On July 18, the UK House of Commons Science and Technology Select Committee published an assessment of the work of the biometrics commissioner and the forensic science regulator. My guess is that most citizens have never heard of these two public servants, which is a pity, because what they do is important for the maintenance of justice and the protection of liberty and human rights.
The current biometrics commissioner is Paul Wiles. His role is to keep under review the retention and use by the police of biometric material. This used to be just about DNA samples and custody images, but digital technology promises to increase his workload significantly.
“It is now seven years since the 2012 British high court ruled that the indefinite retention of innocent people’s custody images was unlawful, and yet the practice is continuing. A system was meant to have been put in place where any custody images were kept for six years and then reviewed. Custody images of unconvicted individuals at that point should be weeded and deleted,” the Commons committee said.
Yet they have not been: Photographs of innocent people remain on the police national database. Why does this matter? Basically, because these images can form the basis of “watch lists” for automatic facial recognition technology when used by police forces in public spaces.
RUNWAY TECHNOLOGY
Ten years ago, this might not have been that much of a concern. However, the explosive growth of real-time facial recognition technology — and the current fascination of UK police authorities with it — means that it has already become a scandal and could soon become a crisis.
Several forces have been conducting live trials of the technology in public places.
“There is growing evidence from respected, independent bodies that the ‘regulatory lacuna’ [ie, legislative vacuum] surrounding the use of automatic facial recognition has called the legal basis of the trials into question. The government, however, seems to not realize or to concede that there is a problem,” the Commons report said.

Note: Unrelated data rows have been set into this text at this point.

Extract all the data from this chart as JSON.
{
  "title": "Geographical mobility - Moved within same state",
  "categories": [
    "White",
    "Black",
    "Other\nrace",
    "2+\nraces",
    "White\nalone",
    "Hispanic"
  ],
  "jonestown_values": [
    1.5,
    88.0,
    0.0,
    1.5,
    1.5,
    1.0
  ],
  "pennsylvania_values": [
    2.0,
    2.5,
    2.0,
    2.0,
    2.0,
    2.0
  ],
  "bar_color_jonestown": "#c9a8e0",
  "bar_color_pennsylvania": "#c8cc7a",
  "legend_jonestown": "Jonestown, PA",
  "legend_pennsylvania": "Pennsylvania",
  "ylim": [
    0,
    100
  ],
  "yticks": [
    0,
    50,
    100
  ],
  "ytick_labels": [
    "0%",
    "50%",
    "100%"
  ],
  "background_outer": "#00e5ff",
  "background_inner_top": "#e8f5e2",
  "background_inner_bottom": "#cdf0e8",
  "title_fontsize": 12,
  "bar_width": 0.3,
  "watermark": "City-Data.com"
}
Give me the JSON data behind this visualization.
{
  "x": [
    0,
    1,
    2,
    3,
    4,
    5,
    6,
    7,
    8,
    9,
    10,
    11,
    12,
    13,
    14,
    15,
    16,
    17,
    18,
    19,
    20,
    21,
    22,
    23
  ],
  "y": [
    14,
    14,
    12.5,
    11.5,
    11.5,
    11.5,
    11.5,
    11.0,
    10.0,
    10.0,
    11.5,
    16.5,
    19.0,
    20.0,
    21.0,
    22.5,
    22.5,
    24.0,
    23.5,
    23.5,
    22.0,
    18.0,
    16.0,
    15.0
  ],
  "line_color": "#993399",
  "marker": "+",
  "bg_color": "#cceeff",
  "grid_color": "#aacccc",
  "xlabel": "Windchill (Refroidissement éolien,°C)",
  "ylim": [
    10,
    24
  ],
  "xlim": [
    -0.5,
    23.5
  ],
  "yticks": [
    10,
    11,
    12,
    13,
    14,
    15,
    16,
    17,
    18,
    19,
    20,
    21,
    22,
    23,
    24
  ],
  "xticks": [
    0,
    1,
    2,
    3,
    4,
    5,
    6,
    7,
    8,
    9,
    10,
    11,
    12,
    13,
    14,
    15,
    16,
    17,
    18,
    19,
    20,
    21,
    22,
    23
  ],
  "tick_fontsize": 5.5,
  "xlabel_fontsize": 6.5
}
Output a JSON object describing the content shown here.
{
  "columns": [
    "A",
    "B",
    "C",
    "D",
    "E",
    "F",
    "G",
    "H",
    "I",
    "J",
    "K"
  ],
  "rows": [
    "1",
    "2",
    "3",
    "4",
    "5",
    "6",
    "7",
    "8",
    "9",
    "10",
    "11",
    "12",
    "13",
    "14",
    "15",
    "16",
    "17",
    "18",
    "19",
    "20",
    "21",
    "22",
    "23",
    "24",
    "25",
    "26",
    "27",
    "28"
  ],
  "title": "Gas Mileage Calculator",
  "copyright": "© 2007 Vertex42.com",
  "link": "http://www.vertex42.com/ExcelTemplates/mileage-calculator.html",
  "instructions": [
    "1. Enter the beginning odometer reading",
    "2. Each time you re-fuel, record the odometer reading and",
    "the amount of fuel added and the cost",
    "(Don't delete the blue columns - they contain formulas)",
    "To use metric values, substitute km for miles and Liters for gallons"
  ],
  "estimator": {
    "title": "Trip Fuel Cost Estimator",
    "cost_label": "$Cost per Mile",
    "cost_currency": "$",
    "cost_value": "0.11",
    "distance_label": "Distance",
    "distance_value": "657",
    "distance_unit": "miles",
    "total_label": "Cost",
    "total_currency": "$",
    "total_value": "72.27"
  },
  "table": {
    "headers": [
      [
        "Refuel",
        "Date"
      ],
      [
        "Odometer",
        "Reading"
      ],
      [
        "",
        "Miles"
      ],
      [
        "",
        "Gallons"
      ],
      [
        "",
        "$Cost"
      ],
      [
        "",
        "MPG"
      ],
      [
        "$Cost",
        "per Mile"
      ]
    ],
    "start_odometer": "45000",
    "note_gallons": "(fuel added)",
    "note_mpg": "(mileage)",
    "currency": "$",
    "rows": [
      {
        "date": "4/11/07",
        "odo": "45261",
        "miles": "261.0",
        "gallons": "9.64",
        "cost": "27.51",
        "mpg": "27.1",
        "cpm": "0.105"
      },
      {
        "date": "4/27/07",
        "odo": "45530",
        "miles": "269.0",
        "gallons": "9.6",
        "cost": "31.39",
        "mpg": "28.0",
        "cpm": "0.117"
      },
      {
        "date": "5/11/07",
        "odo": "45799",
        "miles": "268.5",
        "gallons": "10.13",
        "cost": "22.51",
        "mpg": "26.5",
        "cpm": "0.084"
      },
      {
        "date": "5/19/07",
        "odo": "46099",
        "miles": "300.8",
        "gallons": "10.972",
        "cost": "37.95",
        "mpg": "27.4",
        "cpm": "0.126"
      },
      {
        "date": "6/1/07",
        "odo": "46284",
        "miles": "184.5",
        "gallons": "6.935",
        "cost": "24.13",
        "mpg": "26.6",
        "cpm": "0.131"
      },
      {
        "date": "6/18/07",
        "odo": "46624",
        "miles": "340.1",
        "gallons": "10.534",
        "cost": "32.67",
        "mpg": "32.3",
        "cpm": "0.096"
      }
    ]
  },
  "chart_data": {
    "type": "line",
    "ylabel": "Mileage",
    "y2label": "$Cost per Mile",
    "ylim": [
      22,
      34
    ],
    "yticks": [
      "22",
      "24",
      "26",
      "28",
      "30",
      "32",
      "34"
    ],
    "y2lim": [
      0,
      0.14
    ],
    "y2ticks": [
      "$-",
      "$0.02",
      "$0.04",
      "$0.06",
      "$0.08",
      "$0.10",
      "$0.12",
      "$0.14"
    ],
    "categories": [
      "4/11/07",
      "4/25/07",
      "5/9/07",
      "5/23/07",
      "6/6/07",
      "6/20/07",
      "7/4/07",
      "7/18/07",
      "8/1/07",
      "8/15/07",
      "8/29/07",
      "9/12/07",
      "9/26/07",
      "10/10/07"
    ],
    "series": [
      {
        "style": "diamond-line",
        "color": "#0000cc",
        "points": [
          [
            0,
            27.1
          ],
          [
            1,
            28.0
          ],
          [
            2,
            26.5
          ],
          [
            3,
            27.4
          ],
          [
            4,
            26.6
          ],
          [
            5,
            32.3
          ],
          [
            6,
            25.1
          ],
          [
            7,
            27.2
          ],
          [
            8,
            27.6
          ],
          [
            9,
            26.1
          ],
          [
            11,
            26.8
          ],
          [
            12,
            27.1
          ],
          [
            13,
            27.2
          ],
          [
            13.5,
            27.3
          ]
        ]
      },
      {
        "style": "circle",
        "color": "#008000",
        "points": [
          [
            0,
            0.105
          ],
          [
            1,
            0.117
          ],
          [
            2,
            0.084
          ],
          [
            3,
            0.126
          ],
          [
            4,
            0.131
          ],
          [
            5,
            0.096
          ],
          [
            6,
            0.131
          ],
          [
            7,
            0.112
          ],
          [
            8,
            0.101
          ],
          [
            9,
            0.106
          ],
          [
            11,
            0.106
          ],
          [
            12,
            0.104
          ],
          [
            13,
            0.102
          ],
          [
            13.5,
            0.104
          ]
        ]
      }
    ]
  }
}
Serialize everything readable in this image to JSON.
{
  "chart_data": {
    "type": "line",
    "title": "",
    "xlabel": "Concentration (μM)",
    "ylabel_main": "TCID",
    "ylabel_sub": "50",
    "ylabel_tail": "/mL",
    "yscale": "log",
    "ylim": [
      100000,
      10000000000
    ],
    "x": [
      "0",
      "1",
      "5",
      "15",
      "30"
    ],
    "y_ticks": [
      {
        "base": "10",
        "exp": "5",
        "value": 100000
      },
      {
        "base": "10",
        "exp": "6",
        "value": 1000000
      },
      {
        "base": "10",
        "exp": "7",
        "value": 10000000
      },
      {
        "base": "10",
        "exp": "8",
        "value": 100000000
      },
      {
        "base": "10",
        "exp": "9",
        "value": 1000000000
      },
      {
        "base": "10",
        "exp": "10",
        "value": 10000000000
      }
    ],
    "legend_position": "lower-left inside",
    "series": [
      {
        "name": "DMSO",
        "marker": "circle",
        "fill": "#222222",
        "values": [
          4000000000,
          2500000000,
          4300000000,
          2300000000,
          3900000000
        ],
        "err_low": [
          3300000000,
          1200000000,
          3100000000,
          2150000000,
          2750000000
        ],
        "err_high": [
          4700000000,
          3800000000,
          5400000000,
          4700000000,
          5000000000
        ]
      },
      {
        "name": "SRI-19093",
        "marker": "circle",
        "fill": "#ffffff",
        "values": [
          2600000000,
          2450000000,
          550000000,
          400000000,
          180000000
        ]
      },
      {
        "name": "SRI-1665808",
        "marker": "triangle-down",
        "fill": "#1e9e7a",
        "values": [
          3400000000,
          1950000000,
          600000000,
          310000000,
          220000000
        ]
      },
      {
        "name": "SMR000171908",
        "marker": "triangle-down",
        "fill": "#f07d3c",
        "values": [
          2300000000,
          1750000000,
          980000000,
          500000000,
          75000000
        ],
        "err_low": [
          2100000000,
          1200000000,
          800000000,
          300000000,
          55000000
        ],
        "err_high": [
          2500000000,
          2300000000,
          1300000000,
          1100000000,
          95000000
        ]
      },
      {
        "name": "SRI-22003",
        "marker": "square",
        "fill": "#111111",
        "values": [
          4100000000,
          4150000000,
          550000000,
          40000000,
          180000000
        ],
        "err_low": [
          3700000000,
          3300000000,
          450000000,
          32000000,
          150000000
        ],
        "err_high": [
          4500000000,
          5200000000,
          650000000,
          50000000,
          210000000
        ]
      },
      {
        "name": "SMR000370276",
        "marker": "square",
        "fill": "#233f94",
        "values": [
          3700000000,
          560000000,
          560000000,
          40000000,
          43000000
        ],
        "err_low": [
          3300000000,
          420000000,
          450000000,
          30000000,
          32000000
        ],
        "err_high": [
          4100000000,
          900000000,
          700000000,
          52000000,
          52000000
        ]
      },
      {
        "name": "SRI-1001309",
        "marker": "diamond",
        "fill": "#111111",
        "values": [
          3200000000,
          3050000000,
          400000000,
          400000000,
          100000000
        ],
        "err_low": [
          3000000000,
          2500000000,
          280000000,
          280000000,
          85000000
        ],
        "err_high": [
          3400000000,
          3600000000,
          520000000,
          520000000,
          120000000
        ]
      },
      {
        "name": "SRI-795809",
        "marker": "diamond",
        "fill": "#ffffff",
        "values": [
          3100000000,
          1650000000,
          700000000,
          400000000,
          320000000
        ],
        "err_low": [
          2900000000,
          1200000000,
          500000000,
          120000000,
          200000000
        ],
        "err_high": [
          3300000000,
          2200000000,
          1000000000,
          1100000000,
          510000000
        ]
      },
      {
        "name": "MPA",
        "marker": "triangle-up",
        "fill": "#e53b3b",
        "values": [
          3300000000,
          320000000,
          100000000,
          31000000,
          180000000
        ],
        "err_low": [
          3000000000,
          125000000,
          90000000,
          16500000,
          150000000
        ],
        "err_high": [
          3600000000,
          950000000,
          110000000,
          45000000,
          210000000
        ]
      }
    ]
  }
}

Facial recognition has become a runaway technology, partly because images provided a perfect test bed for machine learning software and because the Internet proved to be an inexhaustible source of images for training purposes.
As a result, the technology has been effectively commoditized. It is everywhere and it is relatively cheap. Social media companies obviously love it (spot your friends in those stag and hen-night party pics), but so do more mundane organizations that use it for access control — spotting potential shoplifters, recognizing repeat customers, etc.
EROSION OF PRIVACY
Spooks love it. Authoritarian regimes adore it, and of course, police forces are fascinated by it, not least because it provides them with “objective” grounds for stop and search.
However, there are some problems with this corporate and authoritarian tool. One is that the technology itself is flaky, prone to errors, false positives and bias.
More importantly, it is a pathologically intrusive, privacy-eroding technology that can be used for general surveillance in combination with public video cameras. In those applications it does not require the knowledge, consent or participation of the subject.
It can — and will — be used to create general, suspicionless surveillance systems: Jeremy Bentham’s panopticon on steroids.
Imagine a public space — Trafalgar Square or Oxford Street, for example — thronged with people and monitored by CCTV cameras linked to a facial recognition machine.
Every time a camera focuses on a face, superimposed on the person’s visage is his or her name, plus other information about them: nationality, age, visa status, educational qualifications, criminal convictions (if any), employment history and political party.
TODAY’S PLUTONIUM
This is not science fiction. It is possible and working now in some parts of the world, notably China. It is what has led some people to liken the technology to plutonium and for others to call for an outright ban on it.
We now have two options for controlling this runaway technology. One is to treat it like plutonium and ban its use for civilian purposes.
The other is to treat it like a radioactive isotope — which has important uses in medicine — and regulate it accordingly.
Oddly enough, this is what Microsoft suggests, arguing for “a government initiative to regulate the proper use of facial recognition technology, informed first by a bipartisan and expert commission.”
When one of the tech giants starts to argue for government regulation, then you know we have really got a problem.